As an aside, using global pointer values like this is generally considered bad practice. See if you can replace this with a singleton class if it is truly a single object and needs to be globally accessible.

OTHER TIPS

set a watch point on gc_ppePlayer == NULL when the value of that expression changes (to NULL or from NULL) the debugger will point you to exactly where it happened.

Try that and see what happens. Look for unterminated strings or mempcy copying into memory that is too small etc ... usually that is the cause of the problem of global/stack variables being overwritten randomly.

To add a watchpoint in VS2005 (instructions by brone)

  1. Go to Breakpoints window
  2. Click New,
  3. Click Data breakpoint. Enter
  4. &gc_ppePlayer in Address box, leave other values alone.
  5. Then run.

When gc_ppePlayer changes, breakpoint will be hit. – brone

My first thought is to say that SpawnEntity() is returning a pointer to an internal member that is getting "cleared" when memDelete() is called. It's not clear to me when the pointer is set to 0xffffffff, but if it occurs during the call to memDelete(), then this explains why your ASSERT is not firing - 0xffffffff is not the same as NULL.

How long has it been since you've rebuilt the entire code base? I've seen memory problems like this every now and again that are cleared up by simply rebuilding the entire solution.

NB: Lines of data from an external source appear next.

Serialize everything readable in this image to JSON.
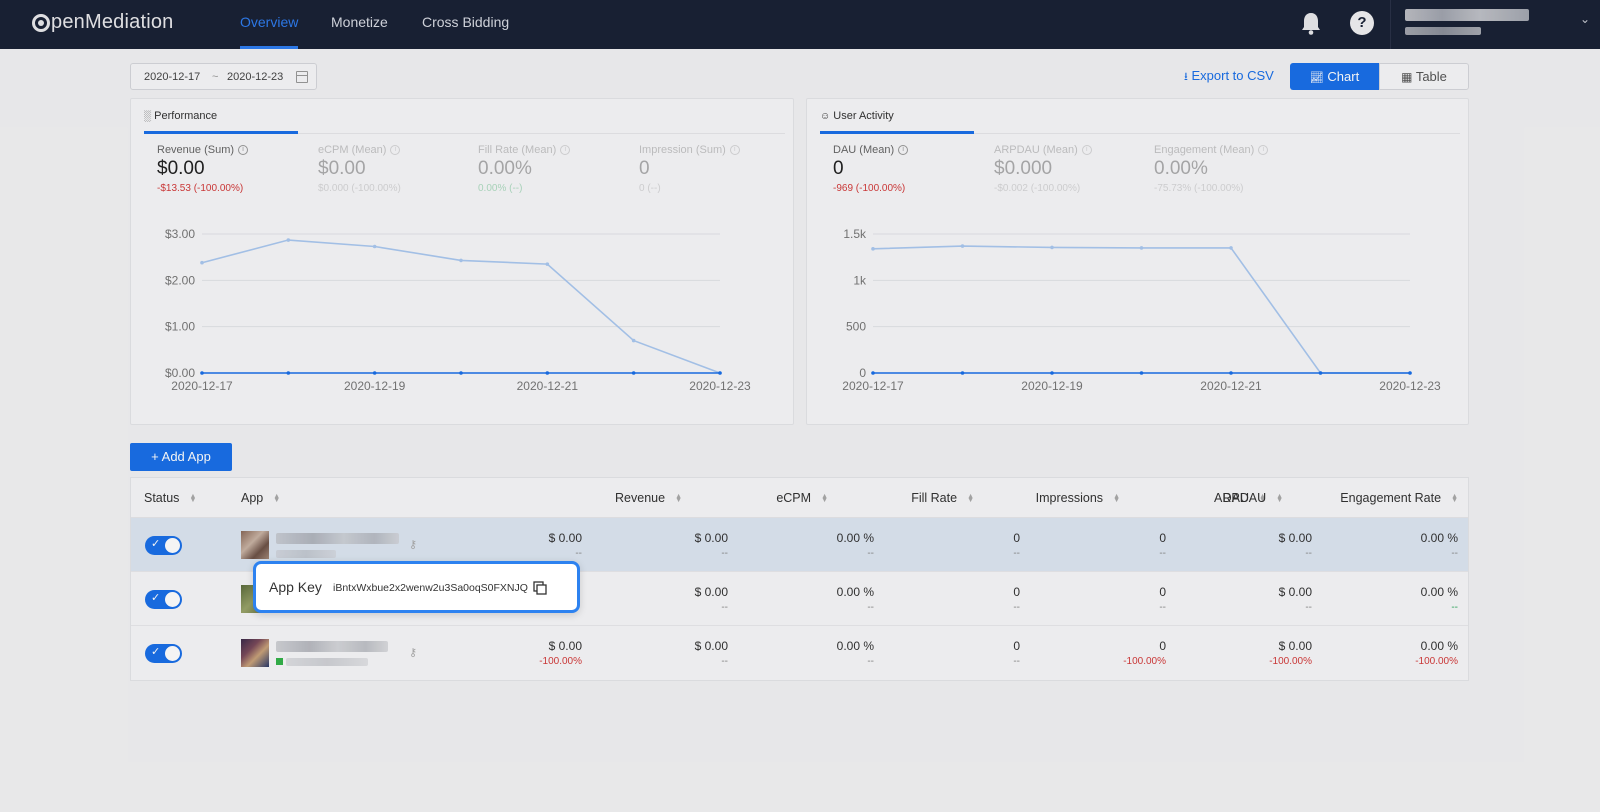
{
  "header": {
    "logo": "penMediation",
    "nav": [
      "Overview",
      "Monetize",
      "Cross Bidding"
    ]
  },
  "toolbar": {
    "date_start": "2020-12-17",
    "date_sep": "~",
    "date_end": "2020-12-23",
    "export_label": "Export to CSV",
    "chart_label": "Chart",
    "table_label": "Table"
  },
  "performance": {
    "tab": "Performance",
    "metrics": [
      {
        "label": "Revenue (Sum)",
        "value": "$0.00",
        "change": "-$13.53  (-100.00%)"
      },
      {
        "label": "eCPM (Mean)",
        "value": "$0.00",
        "change": "$0.000  (-100.00%)"
      },
      {
        "label": "Fill Rate (Mean)",
        "value": "0.00%",
        "change": "0.00%  (--)"
      },
      {
        "label": "Impression (Sum)",
        "value": "0",
        "change": "0  (--)"
      }
    ]
  },
  "user_activity": {
    "tab": "User Activity",
    "metrics": [
      {
        "label": "DAU (Mean)",
        "value": "0",
        "change": "-969  (-100.00%)"
      },
      {
        "label": "ARPDAU (Mean)",
        "value": "$0.000",
        "change": "-$0.002  (-100.00%)"
      },
      {
        "label": "Engagement (Mean)",
        "value": "0.00%",
        "change": "-75.73%  (-100.00%)"
      }
    ]
  },
  "chart_data": [
    {
      "type": "line",
      "x": [
        "2020-12-17",
        "2020-12-18",
        "2020-12-19",
        "2020-12-20",
        "2020-12-21",
        "2020-12-22",
        "2020-12-23"
      ],
      "xticks": [
        "2020-12-17",
        "2020-12-19",
        "2020-12-21",
        "2020-12-23"
      ],
      "yticks": [
        "$3.00",
        "$2.00",
        "$1.00",
        "$0.00"
      ],
      "ylim": [
        0,
        3
      ],
      "series": [
        {
          "values": [
            2.38,
            2.87,
            2.73,
            2.43,
            2.35,
            0.7,
            0.0
          ],
          "color": "#aac8f0"
        },
        {
          "values": [
            0,
            0,
            0,
            0,
            0,
            0,
            0
          ],
          "color": "#1a6fe8"
        }
      ]
    },
    {
      "type": "line",
      "x": [
        "2020-12-17",
        "2020-12-18",
        "2020-12-19",
        "2020-12-20",
        "2020-12-21",
        "2020-12-22",
        "2020-12-23"
      ],
      "xticks": [
        "2020-12-17",
        "2020-12-19",
        "2020-12-21",
        "2020-12-23"
      ],
      "yticks": [
        "1.5k",
        "1k",
        "500",
        "0"
      ],
      "ylim": [
        0,
        1500
      ],
      "series": [
        {
          "values": [
            1340,
            1370,
            1355,
            1350,
            1350,
            0,
            0
          ],
          "color": "#aac8f0"
        },
        {
          "values": [
            0,
            0,
            0,
            0,
            0,
            0,
            0
          ],
          "color": "#1a6fe8"
        }
      ]
    }
  ],
  "add_app_label": "+ Add App",
  "table": {
    "columns": [
      "Status",
      "App",
      "Revenue",
      "eCPM",
      "Fill Rate",
      "Impressions",
      "DAU",
      "ARPDAU",
      "Engagement Rate"
    ],
    "rows": [
      {
        "revenue": "$ 0.00",
        "revenue_sub": "--",
        "ecpm": "$ 0.00",
        "ecpm_sub": "--",
        "fill": "0.00 %",
        "fill_sub": "--",
        "imp": "0",
        "imp_sub": "--",
        "dau": "0",
        "dau_sub": "--",
        "arpdau": "$ 0.00",
        "arpdau_sub": "--",
        "eng": "0.00 %",
        "eng_sub": "--"
      },
      {
        "revenue": "",
        "revenue_sub": "",
        "ecpm": "$ 0.00",
        "ecpm_sub": "--",
        "fill": "0.00 %",
        "fill_sub": "--",
        "imp": "0",
        "imp_sub": "--",
        "dau": "0",
        "dau_sub": "--",
        "arpdau": "$ 0.00",
        "arpdau_sub": "--",
        "eng": "0.00 %",
        "eng_sub": "--"
      },
      {
        "revenue": "$ 0.00",
        "revenue_sub": "-100.00%",
        "ecpm": "$ 0.00",
        "ecpm_sub": "--",
        "fill": "0.00 %",
        "fill_sub": "--",
        "imp": "0",
        "imp_sub": "--",
        "dau": "0",
        "dau_sub": "-100.00%",
        "arpdau": "$ 0.00",
        "arpdau_sub": "-100.00%",
        "eng": "0.00 %",
        "eng_sub": "-100.00%"
      }
    ]
  },
  "popover": {
    "title": "App Key",
    "key": "iBntxWxbue2x2wenw2u3Sa0oqS0FXNJQ"
  }
}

Have you tried doing a step into (F11) instead of the step over (F10) at the end of the function? Although your example doesn't show any local variables, perhaps you left some out for the sake of simplicity. If so, F11 will (hopefully) step into the destructors for any of those variables, allowing you to see if one of them is causing the problem.

You have a "fandango on core."

The dynamic initialization is overwriting assorted bits (sic) of memory.

Either directly, or indirectly, the global is being overwritten. where is the global in memory relative to the heap?

binary chop the dynamically initialized portion until the problem goes away. (comment out half at a time, recursively)

Depending on what platform you are on there are tools (free or paid) that can quickly figure out this sort of memory issue.